La fiscalité verte fait son retour avec la contribution énergie climat, qui sera débattue en France à l’automne. Est-ce le moment de mettre le sujet à l’ordre du jour ?

Il y a, en France, un niveau de prélèvements publics et de taxe sur le travail, qui atteint le maximum supportable. Le Parlement et le gouvernement seraient bien inspirés de faire l’évaluation des différentes politiques fiscales qui ont été conduites depuis quelques années, et de leurs conséquences. Ils doivent, en particulier, examiner la question des départs d’entrepreneurs ou d’investisseurs, notamment jeunes, vers d'autres pays.Je n’ai aucune sympathie pour les gens qui veulent échapper à l’impôt, mais si ce mouvement s’amplifie, il faudra l’observer et en tirer des leçons.

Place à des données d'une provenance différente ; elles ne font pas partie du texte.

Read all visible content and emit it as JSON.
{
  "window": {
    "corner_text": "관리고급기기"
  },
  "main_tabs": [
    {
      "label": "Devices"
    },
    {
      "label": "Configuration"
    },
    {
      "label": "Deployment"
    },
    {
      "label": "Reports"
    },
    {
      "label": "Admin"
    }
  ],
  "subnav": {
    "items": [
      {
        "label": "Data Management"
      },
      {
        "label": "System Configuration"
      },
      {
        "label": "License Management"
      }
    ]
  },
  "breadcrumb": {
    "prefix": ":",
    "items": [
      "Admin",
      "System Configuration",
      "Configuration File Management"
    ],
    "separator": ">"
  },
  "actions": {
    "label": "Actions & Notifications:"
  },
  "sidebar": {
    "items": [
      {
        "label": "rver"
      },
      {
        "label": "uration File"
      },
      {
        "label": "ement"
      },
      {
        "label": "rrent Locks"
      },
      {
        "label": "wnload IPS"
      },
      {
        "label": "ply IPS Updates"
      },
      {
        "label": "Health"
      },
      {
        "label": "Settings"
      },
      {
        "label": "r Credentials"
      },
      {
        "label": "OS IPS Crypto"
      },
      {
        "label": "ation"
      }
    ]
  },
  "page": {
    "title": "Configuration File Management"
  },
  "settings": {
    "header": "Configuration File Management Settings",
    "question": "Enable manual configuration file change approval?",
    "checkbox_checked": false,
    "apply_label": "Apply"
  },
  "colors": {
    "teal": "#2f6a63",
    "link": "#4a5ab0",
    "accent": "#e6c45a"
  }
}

En revanche à fiscalité constante, diminuer les charges qui pèsent sur le travail et sur certains investissements et augmenter les charges qui pèsent sur la pollution, c’est une idée juste, recommandée par la Commission. En 1991 ou 1992, j'ai publié un rapport, avec 100 propositions. J’avais notamment imaginé la TVE, la taxe à la valeur écologique. Il s'agissait d'une modulation de la TVA par catégorie de produit ou de service, en tenant compte de leur coût écologique lorsqu'ils sont produits, utilisés, et détruits. Donc c’est une problématique qui m’intéresse depuis longtemps. Et nous avons recommandé à la France de taxer davantage la pollution, et moins le travail.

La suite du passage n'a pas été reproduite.